Artık niye sustuklarını anlamıştı. Dinlenildiklerini fark etmişler ve bunun üzerine sessizleşmişlerdi. Sonradan kendilerini dinleyenin üst katta, acılar içerisinde kıvranan bir çocuk olduğunu anlamışlar ve kendisini de aralarına davet etmeye karar vermişlerdi. Odadan çıkıp merdivenlere geldiğinde halası Lilly'nin aşağıda onu beklediğini gördü. Merdivenin kenarlarına tutunarak yavaşça aşağıya indi. Halasının yüzünde o mükemmel gülümsemesi vardı. Merdivenler kapıya uzanan bir koridorun sonunda başlıyordu ve indikten sonra hemen sağınızda ve solunuzda iki kapı beliriyordu. Sol tarafta ki kapı ağzına kadar açıktı ve içeride birkaç kişi bir masanın etrafına oturmuş ona bakıyordu. Gitmesi gereken yerin orası olduğunu anladı ve halasının önünden odaya girdi. Oda dışarıdan küçük görünse de aslında çok büyük ve ihtişamlıydı. Büyük bir oturma takımı salonun yarısını kaplıyordu. Diğer yarısında ise büyük ihtimalle aile yemekleri gibi kalabalık yemekler için hazırlanmış- ki şu anda kendisine gülümseyerek bakanlar tarafından işgal edilmiş, yuvarlak bir masa duruyordu.

Steve'in dikkatini insanlardan çok, oturma takımının karşısında ki LCD televizyon çekti. Ev sahibi kimse çok zengin biri olmalı diye düşündü. Masada ki boş sandalyelerden birine oturdu. Lilly konuşma yapacağını belli etmek için hafifçe öksürdü. Şimdi masada ki bütün dikkatler Lilly'e çevrilmişti.

-" Sevgili Mcmillianlar. Hoş geldiniz. Sizleri yeğenim Steve Mcmillian ile tanıştırmak istiyorum. Kendisi aile mirasımıza sahip çıktı ve avcı kanını kabul etti."

Neşesi sesinden anlaşılıyordu. Aslında halasının atladığı bir nokta vardı. O da kanın onu seçtiğiydi. Çünkü bugüne kadar Steve'in bırakın avcı kanını, büyülü diyarı daha bir halası olduğundan bile haberi yoktu. Halası odadakilere "Mcmillianlar" diye seslenmişti. Demek ki bu insanlar babasının bahsettiği akrabalarıydı. Kendisine en yakın oturan adam, genç görünüşü, koyu siyah saçları ve kahveye çalan gözleriyle bir film yıldızı gibi duruyordu.
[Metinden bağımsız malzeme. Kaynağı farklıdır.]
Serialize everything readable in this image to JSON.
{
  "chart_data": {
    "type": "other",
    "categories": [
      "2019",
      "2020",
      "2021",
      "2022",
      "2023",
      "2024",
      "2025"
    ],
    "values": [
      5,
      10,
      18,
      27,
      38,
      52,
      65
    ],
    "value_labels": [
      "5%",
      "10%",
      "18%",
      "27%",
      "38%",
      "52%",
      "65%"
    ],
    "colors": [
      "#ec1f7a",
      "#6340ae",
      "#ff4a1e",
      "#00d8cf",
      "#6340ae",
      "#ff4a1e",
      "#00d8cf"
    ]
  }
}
Masanın diğer ucunda yani tam karşısında oturan ise uzun sarı saçlı, mavi gözlü ve pürüzsüz yüzüyle modeli andıran bir bayandı. Hemen yanında kel, sert yüzlü bir adam ellerini birleştirmiş, düşünceli gözlerle Steve'i süzüyordu. Masanın sağ tarafında ise yüzlerinde ki koca gülümsemeyle odada ki en dost canlısı insanlar biziz izlenimini veren bir çift oturuyordu. Çift olduklarını hemen anlamıştı çünkü ikisi de el ele tutuşmuştu. Ne diyeceğini bilmiyordu. Oluşan sessizlik kendisini daha da tedirgin ediyordu. Belki de böylesi daha iyi diye düşündü. Belki konuşmaya başlayınca saçmalayacak ve kendisini daha da gülünç konuma sokacaktı. Evet, karşısında akrabaları vardı ama bugüne kadar varlığından bile haberdar olmadığı akrabaları. Halasının arkadan dürtmesiyle kendine geldi.